San Diego Manager Preston Gomez has thrown out any ideas of getting involved in the race for the championship. "We hope to win close to 70 games this year," he says of the Padres, who won 52 last season. "It takes time to build a team." It may take longer than the team can afford, if it hopes to stay in San Diego. The Padres, not the troubled Seawaukee Pilots, were the least successful expansion team. They drew only 512,970 customers, even though their stadium is one of the finest in the country and weather is no problem. On the field, things were not any better. The batters, despite good seasons from First Baseman Nate Colbert, who hit 24 home runs, and Outfielder Ollie Brown, who had 20, had an average 15 points lower than the next lowest National League team.
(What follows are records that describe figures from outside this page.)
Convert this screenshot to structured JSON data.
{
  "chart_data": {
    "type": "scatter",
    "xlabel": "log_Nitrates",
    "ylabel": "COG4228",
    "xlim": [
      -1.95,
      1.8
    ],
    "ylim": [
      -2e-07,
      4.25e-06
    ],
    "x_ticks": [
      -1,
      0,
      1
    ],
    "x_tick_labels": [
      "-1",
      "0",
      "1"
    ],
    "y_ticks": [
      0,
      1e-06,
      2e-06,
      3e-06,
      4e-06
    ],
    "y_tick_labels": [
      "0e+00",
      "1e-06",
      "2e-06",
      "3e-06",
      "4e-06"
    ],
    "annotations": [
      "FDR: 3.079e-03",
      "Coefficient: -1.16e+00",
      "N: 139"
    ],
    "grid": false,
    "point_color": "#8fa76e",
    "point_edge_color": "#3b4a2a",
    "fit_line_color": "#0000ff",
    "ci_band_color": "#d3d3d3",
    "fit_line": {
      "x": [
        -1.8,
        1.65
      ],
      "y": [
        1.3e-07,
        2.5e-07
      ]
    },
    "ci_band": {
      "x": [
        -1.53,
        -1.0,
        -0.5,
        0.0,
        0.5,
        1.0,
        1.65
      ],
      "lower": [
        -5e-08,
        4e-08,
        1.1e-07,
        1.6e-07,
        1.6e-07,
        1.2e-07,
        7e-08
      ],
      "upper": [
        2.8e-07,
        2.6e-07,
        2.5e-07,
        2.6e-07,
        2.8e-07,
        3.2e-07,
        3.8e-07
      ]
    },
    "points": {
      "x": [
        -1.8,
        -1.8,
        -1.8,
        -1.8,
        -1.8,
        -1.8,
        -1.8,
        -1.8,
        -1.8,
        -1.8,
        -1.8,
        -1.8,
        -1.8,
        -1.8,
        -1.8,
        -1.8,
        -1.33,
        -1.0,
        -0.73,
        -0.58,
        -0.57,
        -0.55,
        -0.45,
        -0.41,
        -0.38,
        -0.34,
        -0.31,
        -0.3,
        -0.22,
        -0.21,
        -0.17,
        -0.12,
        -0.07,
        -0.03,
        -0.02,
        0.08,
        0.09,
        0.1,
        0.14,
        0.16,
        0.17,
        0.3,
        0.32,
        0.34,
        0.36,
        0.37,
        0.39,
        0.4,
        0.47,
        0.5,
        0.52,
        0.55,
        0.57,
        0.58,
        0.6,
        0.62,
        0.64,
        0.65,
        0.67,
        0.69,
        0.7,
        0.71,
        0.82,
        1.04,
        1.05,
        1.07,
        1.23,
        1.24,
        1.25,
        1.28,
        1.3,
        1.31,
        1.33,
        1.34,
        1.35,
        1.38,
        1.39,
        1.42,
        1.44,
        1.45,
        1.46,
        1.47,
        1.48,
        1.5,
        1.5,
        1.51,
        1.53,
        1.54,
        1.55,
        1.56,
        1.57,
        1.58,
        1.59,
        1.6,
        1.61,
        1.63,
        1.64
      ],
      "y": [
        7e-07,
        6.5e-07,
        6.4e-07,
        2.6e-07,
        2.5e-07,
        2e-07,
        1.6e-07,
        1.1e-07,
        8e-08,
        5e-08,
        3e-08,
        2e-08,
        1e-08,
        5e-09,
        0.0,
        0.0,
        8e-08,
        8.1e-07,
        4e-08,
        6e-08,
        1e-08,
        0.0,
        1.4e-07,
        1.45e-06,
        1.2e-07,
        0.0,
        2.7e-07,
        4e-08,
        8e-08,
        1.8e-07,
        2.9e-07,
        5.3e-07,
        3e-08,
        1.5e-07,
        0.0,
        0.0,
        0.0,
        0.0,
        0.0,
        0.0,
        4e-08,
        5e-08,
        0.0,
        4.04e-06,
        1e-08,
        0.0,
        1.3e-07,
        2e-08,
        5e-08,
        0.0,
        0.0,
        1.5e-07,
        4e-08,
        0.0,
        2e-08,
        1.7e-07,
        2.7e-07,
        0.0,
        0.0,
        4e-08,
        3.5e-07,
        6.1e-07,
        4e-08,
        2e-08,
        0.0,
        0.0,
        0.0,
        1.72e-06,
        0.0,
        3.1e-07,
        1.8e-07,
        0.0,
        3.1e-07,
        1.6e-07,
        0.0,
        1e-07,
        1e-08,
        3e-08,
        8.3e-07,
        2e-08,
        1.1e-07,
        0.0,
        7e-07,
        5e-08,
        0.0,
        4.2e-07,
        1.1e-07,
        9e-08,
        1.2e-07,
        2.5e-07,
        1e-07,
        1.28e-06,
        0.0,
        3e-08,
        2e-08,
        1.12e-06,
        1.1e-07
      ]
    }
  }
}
The pitchers allowed more than four runs a game and completed only 16 starts. Of course, the Padres now have Pat Dobson, who may move in as the ace of the staff. He was all of 5-10 at Detroit. The standard line from the San Diego front office is that the city is growing and soon will have enough fans to support a big league team in the manner to which it must become accustomed. By that time, there might not be a blade of real grass, left on anyone's infield, and everyone will have learned, as the Astros already have, how to turn a rug into a magic carpet.